Nachts um 12 Uhr bis morgens 4 Uhr darf niemand mehr auf die Straße, die Elektrische hört um 7 Uhr auf zu fahren. Cafés, Tanzgelegenheiten etc. müssen um 11 Uhr geschlossen sein und ein düsteres, geheimnisvolles Schweigen hüllt die finstere, dunkele Stadt ein, deren Finsternis einen drückt. Mir wenigstens geht es so, wie ein Alpdruck legt sich die Nacht auf meine Brust und beklemmt mich. Ich möchte um nichts in der Welt allein auf die Straße gehen. Täglich fallen durch die Düsternis Menschen ins Wasser und kann man am besten daheimbleiben. Ich stricke viel, still kann ich nicht sitzen.
Morgen müssen Caen und ich einen schweren Gang machen. Bei einem früheren Kollegen von Caen, Wijnstroom in Bloemendaal, ist ein großes Unglück geschehen, der 20jährige Sohn hat in jugendlicher Unbesonnenheit mit anderen Jungens einen antideutschen Club aufgerichtet und nun versuchten die Jungens, Sabotage auszuüben und das kam natürlich ans Licht und so wurden 6 Jungen am Montag schwer verurteilt. Der Sohn von der bekannten Familie bekam, da er der älteste war, drei Jahre Zuchthaus. Furchtbar.

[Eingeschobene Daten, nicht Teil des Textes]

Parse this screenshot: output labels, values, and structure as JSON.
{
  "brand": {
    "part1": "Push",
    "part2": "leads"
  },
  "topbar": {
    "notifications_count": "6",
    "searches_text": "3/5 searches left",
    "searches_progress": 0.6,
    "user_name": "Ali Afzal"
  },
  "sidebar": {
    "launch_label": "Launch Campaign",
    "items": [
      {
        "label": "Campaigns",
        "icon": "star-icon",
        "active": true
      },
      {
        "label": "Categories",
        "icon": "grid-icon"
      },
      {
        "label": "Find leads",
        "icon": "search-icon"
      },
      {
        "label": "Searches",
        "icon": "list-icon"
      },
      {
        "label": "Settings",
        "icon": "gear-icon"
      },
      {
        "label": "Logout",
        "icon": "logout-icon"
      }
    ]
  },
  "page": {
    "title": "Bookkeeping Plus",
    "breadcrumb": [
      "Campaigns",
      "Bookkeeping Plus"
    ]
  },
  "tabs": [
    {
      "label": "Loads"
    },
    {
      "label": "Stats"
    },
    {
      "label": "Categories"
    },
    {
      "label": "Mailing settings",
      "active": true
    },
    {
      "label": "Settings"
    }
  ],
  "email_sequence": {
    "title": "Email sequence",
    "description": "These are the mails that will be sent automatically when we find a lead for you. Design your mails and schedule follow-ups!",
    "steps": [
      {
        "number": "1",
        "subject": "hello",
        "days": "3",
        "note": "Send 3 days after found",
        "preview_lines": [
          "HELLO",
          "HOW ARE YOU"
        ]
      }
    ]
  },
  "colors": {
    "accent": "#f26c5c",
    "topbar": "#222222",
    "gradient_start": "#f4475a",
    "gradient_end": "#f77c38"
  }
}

Die ganze Existenz vernichtet durch jugendliche Unbesonnenheit und welch ein Unglück und Leid ist über die armen Eltern gekommen, die von nichts wussten und so korrekte, nette Menschen sind. Wie ist es möglich, daß so ein Junge so etwas tun kann? Das ist nun ein Christ, wäre es nun ein jüdischer Junge gewesen, die Todesstrafe wäre über ihn verhängt worden, aber ein jüdischer Knabe tut solche unüberlegte Dinge nicht. Welch ein Leid für die Menschen, für den Jungen und obwohl ich den Sohn fast nicht kenne, denke ich immer voll Mitleid und Erbarmen an ihn. Armes Kind. Keine Ruhe hätte ich als Mutter mehr Tag und Nacht. Und da muß man morgen hinfahren und sogenannte Worte des Trostes sprechen, wo man doch weiß, welches verhängnisvolle Schicksal diese armen Leute getroffen hat. Dafür bringt man seine Kinder groß, damit sie solche dummen Streiche ausholen und sich selbst ihr Leben verderben. Wie wird dieser verwöhnte Junge dieses Leben ertragen? Wird er tapfer genug sein? Die Gewissensbisse werden ihn quälen und er wird mit tiefem Schmerz an das Leid, das er sich und seinen Eltern zugefügt hat, denken.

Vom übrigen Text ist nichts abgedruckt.